Enfin, Régis Boulat (UHA – CRÉSAT) a montré le rôle central joué par la Société industrielle de Mulhouse dans la phase pionnière de coopération transfrontalière informelle qui s’étend du début des années 1960, date de la création de la Regio Basiliensis par de jeunes cadres bâlois soucieux de l’avenir de leur cité, aux « Accords de Bonn » en 1975 qui en font une « affaire d’État ». En effet, les administrateurs de la SIM qui souhaitent réaffirmer le rôle central de leur compagnie dans l’écosystème mulhousien au moment où ce dernier est chamboulé par la disparition des activités industrielles nées à la fin du xviiie siècle comprennent rapidement tout l’intérêt de l’initiative et créent une Regio du Haut-Rhin.

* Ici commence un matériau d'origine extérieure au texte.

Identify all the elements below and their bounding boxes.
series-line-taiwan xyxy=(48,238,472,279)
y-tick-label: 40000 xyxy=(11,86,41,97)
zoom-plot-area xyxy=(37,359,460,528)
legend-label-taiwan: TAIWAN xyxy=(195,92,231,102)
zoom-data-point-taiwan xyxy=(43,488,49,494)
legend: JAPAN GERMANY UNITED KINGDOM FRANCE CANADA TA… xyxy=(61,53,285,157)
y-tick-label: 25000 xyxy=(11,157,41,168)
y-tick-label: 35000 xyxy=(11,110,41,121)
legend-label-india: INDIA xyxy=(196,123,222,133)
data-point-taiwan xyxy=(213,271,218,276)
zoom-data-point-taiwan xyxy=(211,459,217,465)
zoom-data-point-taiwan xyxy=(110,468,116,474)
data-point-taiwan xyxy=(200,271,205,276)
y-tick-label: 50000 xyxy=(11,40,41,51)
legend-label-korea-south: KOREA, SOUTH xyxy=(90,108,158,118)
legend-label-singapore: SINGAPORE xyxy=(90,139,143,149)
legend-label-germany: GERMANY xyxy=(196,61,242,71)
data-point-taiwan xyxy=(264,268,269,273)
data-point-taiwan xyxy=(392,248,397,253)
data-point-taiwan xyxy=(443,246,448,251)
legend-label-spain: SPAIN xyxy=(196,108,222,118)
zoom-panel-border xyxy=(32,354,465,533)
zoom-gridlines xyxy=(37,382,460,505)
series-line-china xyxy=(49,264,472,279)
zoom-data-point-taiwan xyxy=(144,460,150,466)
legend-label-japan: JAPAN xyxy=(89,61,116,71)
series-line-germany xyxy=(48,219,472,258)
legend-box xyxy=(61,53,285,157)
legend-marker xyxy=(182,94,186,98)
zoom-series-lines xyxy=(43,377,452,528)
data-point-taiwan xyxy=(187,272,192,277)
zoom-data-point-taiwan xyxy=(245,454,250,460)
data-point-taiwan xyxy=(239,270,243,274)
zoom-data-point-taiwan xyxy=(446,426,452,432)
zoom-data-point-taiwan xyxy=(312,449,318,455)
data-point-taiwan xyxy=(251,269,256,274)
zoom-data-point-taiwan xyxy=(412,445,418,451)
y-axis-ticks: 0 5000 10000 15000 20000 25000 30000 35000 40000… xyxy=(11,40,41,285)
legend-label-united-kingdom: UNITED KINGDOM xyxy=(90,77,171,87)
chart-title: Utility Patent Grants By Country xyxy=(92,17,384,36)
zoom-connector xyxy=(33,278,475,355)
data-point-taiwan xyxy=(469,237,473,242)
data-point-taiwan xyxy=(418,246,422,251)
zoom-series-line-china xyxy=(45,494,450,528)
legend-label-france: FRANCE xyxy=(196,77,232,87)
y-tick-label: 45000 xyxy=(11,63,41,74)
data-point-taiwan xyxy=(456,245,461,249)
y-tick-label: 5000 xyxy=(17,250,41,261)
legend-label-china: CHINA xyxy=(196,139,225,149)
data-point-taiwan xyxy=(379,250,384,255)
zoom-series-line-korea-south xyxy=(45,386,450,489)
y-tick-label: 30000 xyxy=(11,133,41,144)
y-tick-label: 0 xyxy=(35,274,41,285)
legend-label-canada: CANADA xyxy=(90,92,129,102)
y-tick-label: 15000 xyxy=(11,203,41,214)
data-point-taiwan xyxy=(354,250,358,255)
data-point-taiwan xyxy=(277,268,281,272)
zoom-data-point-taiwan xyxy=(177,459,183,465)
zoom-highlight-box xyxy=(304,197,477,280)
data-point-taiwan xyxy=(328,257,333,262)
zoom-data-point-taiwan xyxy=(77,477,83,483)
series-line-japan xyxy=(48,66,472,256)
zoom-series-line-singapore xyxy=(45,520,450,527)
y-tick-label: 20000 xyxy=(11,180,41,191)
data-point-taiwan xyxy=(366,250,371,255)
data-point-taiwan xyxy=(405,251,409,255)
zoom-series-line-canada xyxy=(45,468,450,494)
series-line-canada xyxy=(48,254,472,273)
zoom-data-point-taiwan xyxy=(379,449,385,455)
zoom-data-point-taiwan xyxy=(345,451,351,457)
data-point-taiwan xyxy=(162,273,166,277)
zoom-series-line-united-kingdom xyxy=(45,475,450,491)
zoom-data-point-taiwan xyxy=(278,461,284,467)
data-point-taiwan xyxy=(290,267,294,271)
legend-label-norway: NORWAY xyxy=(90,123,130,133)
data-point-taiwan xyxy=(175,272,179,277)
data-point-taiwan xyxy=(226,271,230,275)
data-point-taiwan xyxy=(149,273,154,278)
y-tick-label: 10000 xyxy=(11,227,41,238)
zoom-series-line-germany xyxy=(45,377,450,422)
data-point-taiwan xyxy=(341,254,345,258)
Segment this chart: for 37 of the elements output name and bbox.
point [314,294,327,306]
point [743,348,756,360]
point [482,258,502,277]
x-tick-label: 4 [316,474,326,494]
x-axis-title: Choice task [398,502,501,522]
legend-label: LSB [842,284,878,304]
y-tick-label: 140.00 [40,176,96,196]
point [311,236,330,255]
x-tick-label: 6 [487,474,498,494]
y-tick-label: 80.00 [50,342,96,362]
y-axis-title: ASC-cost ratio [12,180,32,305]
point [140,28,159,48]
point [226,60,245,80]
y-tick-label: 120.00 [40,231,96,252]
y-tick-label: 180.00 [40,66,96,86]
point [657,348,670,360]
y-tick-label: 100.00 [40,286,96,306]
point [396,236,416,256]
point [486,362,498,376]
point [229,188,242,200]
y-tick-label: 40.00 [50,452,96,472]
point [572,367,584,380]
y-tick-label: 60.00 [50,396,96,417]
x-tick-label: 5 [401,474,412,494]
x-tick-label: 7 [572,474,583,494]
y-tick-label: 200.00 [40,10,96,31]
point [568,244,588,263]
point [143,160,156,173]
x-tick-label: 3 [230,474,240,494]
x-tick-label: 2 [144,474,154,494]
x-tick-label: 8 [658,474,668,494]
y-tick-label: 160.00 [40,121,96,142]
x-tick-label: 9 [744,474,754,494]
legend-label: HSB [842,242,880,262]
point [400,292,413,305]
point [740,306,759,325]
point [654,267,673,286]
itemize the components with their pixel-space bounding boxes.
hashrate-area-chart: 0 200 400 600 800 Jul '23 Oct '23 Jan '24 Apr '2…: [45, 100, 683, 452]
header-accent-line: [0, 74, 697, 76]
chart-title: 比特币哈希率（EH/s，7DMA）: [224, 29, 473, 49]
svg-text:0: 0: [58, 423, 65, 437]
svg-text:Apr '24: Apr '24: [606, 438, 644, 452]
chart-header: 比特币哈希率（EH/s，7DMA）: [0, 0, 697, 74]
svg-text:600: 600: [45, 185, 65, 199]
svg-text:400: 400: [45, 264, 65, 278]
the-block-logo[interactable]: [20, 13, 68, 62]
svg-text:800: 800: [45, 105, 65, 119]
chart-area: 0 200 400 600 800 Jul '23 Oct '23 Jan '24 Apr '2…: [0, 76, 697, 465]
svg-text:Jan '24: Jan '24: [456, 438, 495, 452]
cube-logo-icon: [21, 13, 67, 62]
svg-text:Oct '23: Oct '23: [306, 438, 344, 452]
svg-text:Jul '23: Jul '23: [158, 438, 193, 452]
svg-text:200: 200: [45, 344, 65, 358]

Même s’il s’agit de résoudre les problèmes pratiques qui se posent aux populations de part et d’autre de la frontière et de projeter un certain nombre de réalisations pratiques en matière d’infrastructures de transport, d’implantations industrielles ou de coopération culturelle, l’idée se heurte à de nombreuses résistances au sein d’une partie des grands élus alsaciens et de l’administration française. Si la Regio prend finalement son envol à partir de 1969, les patrons mulhousiens se retrouvent dépossédés de leurs initiatives dès 1975 lors de la création de la Commission intergouvernementale prévue par les « Accords de Bonn ».
Ces contributions illustrent la richesse des recherches récentes et la diversité des approches de l’histoire des élites dans la région du Rhin supérieur du xviie au xxe siècle. Comme il s’agit de recherches en cours, seules sont publiées dans ce numéro les contributions qui ont pu être suffisamment achevées sous forme d’articles. L’objectif est de stimuler la recherche sur ce sujet, à la fois sur le plan thématique et du point de vue méthodologique.